How to troubleshoot DMARC failures
A practical DMARC troubleshooting guide covering missing records, alignment problems, policy interpretation, and common causes of DMARC failure.
Start by confirming the DMARC record exists
A DMARC policy is published as a TXT record under the _dmarc subdomain, for example _dmarc.example.com. If this record is missing, DMARC cannot be evaluated and receivers will fall back to SPF and DKIM without policy enforcement.
The first step in troubleshooting is to confirm that the record exists, is publicly resolvable, and is published on the correct hostname.
If no record is present, this is the root cause. DMARC failures in this case are expected because no policy or alignment evaluation can be applied.
Check the basic record structure
A valid DMARC record is a structured TXT string made up of tag-value pairs. The most basic example looks like:
v=DMARC1; p=none; rua=mailto:dmarc@example.comAt minimum, the record must include the version tag v=DMARC1 and a policy tag p=. Additional tags such as rua, ruf, adkim, and aspf provide reporting and alignment behaviour.
Common formatting issues include missing semicolons, invalid tag names, or malformed email URIs. Even small syntax errors can cause the record to be ignored entirely by receiving servers.
Understand how DMARC evaluation actually works
DMARC does not directly authenticate email. Instead, it evaluates the results of SPF and DKIM and checks whether either of those passes and aligns with the visible From domain.
For DMARC to pass, at least one of the following must be true:
- SPF passes and is aligned with the From domain
- DKIM passes and is aligned with the From domain
If neither SPF nor DKIM aligns correctly, DMARC will fail regardless of whether authentication technically passed.
Understand alignment (the most common failure point)
Alignment is one of the most misunderstood aspects of DMARC. It refers to whether the domain used in SPF or DKIM matches the domain in the From header.
There are two alignment modes:
- Relaxed alignment: subdomains are allowed (default)
- Strict alignment: domains must match exactly
For example, a DKIM signature from mail.example.com aligns with example.com under relaxed mode, but would fail under strict mode.
Many DMARC failures occur because third-party services sign with their own domain or use a different envelope sender, causing alignment to break even though SPF or DKIM technically passes.
Common causes of DMARC failure
- No DMARC record published
- Invalid or malformed DMARC record
- SPF passes but is not aligned with the From domain
- DKIM passes but uses a different domain
- Both SPF and DKIM failing or misconfigured
- Third-party senders not properly authorised
- Forwarding scenarios breaking SPF
- Policy moved to enforcement before cleanup
Interpret the policy in context
The DMARC policy determines how receiving servers should handle failures.
- p=none means monitor only
- p=quarantine means treat as suspicious (often spam)
- p=reject means block the message entirely
When troubleshooting, it is important to distinguish between a technical failure and a delivery impact.

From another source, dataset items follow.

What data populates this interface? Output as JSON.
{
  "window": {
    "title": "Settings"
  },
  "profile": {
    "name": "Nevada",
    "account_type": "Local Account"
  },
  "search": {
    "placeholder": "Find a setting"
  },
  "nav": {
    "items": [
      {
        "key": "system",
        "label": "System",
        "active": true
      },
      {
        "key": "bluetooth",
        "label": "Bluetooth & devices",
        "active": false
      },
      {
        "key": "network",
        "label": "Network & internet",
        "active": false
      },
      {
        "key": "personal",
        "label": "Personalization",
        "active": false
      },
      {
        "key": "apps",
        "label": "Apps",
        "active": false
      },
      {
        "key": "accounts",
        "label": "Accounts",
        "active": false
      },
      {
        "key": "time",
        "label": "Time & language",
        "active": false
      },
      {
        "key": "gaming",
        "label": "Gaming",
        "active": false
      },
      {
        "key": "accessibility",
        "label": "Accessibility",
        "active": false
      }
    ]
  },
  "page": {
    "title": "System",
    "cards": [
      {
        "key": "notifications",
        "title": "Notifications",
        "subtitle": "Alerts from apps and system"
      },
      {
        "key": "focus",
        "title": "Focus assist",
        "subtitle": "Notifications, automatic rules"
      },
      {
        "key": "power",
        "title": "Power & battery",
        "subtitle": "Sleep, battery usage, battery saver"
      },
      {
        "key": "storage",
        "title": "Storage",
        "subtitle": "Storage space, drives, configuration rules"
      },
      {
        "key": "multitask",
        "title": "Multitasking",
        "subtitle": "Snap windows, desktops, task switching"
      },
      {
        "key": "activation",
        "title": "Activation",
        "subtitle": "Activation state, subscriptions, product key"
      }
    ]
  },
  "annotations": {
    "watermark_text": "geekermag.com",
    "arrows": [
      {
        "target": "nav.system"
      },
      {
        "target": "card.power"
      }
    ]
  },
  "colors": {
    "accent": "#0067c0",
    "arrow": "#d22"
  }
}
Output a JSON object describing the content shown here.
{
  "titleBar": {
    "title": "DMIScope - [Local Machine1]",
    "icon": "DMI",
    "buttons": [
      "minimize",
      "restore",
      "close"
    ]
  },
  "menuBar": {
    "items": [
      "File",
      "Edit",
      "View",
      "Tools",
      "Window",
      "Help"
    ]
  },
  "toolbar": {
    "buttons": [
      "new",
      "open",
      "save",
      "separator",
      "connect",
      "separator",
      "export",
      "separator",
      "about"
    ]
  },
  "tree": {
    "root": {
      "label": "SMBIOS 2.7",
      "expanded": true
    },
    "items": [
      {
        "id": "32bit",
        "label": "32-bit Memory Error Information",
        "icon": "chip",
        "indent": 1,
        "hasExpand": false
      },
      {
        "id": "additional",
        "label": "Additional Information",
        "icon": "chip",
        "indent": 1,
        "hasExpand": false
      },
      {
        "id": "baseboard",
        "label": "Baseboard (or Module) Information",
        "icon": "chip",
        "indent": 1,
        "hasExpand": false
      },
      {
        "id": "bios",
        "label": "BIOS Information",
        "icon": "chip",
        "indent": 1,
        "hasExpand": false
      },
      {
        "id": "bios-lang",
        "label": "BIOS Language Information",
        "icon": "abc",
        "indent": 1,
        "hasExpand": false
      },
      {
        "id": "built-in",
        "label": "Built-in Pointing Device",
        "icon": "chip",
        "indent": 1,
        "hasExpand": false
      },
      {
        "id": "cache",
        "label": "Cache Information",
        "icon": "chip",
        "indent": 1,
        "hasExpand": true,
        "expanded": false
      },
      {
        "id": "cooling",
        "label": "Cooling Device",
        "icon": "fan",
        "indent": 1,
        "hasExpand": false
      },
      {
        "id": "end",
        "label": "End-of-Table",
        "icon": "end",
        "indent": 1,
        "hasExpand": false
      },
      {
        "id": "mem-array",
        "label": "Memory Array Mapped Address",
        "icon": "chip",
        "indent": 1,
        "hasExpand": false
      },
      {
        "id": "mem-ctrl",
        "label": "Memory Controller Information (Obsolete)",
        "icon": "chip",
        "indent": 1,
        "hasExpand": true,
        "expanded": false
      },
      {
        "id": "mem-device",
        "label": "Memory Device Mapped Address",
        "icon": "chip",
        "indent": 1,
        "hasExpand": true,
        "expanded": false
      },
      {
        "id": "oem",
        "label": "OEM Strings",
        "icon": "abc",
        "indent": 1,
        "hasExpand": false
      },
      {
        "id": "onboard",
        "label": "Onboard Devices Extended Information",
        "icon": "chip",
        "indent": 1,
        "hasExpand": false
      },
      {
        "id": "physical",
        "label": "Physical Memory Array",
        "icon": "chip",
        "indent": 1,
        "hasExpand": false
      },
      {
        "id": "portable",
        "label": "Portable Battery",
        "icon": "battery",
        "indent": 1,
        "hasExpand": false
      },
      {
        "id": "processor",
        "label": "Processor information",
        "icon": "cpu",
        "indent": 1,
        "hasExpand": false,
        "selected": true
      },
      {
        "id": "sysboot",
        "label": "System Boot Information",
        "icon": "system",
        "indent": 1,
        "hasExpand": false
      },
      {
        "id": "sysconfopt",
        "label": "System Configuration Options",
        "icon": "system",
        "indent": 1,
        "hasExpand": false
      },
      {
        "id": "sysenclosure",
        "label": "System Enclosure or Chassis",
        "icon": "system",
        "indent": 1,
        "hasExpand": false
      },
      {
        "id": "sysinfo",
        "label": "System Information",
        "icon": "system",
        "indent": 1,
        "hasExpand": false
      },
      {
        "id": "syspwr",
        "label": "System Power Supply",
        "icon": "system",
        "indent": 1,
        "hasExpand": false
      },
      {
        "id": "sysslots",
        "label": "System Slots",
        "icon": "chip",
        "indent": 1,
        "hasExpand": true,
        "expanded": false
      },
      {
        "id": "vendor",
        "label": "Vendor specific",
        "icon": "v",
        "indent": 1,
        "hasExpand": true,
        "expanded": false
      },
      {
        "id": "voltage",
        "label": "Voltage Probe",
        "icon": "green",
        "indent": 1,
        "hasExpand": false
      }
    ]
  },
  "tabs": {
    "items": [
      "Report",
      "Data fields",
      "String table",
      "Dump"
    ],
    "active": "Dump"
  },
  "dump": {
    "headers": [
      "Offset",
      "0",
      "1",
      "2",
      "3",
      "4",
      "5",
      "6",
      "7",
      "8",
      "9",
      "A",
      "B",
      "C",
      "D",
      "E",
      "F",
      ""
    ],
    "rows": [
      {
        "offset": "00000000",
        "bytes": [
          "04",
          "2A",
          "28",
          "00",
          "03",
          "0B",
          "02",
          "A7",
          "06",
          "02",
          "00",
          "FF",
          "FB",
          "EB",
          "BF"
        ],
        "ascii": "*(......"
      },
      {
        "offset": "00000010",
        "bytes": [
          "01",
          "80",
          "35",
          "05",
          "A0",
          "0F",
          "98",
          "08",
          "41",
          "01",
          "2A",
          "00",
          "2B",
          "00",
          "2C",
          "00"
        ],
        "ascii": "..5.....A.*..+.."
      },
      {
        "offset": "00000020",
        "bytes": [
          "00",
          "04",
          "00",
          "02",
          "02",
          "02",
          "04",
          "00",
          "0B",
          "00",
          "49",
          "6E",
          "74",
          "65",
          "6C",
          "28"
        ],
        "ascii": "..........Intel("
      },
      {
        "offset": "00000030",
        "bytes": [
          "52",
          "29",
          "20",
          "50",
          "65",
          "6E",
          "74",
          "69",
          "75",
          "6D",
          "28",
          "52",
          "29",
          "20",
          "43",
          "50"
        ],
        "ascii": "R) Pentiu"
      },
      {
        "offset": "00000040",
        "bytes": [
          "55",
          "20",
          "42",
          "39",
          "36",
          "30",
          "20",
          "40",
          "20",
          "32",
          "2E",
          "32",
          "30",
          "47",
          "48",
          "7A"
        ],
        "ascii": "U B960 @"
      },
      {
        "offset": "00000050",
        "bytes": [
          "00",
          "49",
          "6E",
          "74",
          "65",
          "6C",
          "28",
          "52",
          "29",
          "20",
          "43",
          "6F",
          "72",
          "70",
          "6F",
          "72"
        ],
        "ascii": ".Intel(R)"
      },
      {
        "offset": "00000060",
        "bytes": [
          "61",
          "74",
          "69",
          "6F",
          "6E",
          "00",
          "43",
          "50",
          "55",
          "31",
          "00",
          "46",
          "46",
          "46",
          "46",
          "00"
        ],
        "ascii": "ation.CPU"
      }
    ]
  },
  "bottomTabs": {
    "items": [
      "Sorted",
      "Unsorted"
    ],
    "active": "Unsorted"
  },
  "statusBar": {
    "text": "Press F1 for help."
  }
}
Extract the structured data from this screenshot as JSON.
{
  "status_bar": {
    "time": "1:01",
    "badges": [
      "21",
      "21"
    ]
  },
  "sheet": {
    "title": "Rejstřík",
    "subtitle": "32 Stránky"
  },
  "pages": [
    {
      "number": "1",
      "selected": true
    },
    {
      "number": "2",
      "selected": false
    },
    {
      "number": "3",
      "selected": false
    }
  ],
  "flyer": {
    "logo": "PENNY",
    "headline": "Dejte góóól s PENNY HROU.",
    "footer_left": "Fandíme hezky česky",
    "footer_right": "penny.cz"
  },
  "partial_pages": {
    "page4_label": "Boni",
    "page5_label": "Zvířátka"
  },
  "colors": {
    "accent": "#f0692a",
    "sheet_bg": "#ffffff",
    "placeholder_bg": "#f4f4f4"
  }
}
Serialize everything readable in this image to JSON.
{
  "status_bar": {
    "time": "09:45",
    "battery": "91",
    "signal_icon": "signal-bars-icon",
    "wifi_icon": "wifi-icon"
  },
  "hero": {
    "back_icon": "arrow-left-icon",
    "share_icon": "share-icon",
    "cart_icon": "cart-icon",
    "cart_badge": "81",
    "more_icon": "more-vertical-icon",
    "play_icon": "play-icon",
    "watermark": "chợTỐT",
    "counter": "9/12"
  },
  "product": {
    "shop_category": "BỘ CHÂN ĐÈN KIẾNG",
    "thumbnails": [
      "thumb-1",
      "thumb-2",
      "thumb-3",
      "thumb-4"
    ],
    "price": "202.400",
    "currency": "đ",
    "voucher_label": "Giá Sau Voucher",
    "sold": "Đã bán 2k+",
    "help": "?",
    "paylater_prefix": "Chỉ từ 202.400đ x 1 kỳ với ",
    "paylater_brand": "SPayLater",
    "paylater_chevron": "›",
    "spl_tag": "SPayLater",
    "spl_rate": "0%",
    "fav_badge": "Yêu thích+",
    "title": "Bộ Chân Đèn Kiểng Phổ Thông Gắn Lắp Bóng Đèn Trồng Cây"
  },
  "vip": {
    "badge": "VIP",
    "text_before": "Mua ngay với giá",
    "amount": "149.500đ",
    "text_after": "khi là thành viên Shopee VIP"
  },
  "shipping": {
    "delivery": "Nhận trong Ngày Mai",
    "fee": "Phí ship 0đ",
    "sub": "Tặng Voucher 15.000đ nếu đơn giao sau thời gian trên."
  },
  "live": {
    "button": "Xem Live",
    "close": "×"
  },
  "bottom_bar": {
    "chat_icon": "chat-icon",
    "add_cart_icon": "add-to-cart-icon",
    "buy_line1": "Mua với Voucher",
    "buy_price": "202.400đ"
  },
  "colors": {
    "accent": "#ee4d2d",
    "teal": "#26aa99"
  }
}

A failure under p=none may not affect delivery, whereas the same failure under p=reject will cause messages to be blocked.
Use DMARC reports as part of troubleshooting
DMARC aggregate reports provide visibility into all sources sending email on behalf of your domain and how authentication is performing.
These reports allow you to identify legitimate senders, detect spoofing attempts, and pinpoint misconfigured systems.
Without reviewing reports, it is very difficult to safely move to enforcement or understand the root cause of failures.
A practical DMARC troubleshooting workflow
- Confirm the _dmarc record exists and is valid
- Validate syntax and required tags
- Check the current DMARC policy level
- Review Authentication-Results in message headers
- Verify SPF passes and aligns
- Verify DKIM passes and aligns
- Identify all sending sources using reports
- Fix misconfigured legitimate senders
- Retest and monitor before moving to enforcement
Why DMARC failures happen in real environments
In most real-world environments, DMARC failures are not caused by attackers but by legitimate systems that are incorrectly configured.
Common examples include CRM systems, marketing platforms, ticketing tools, and forwarding services that send on behalf of your domain without proper SPF or DKIM alignment.
This is why a gradual rollout from monitoring to enforcement is essential. Jumping straight to reject without understanding your sending ecosystem can break legitimate email flows.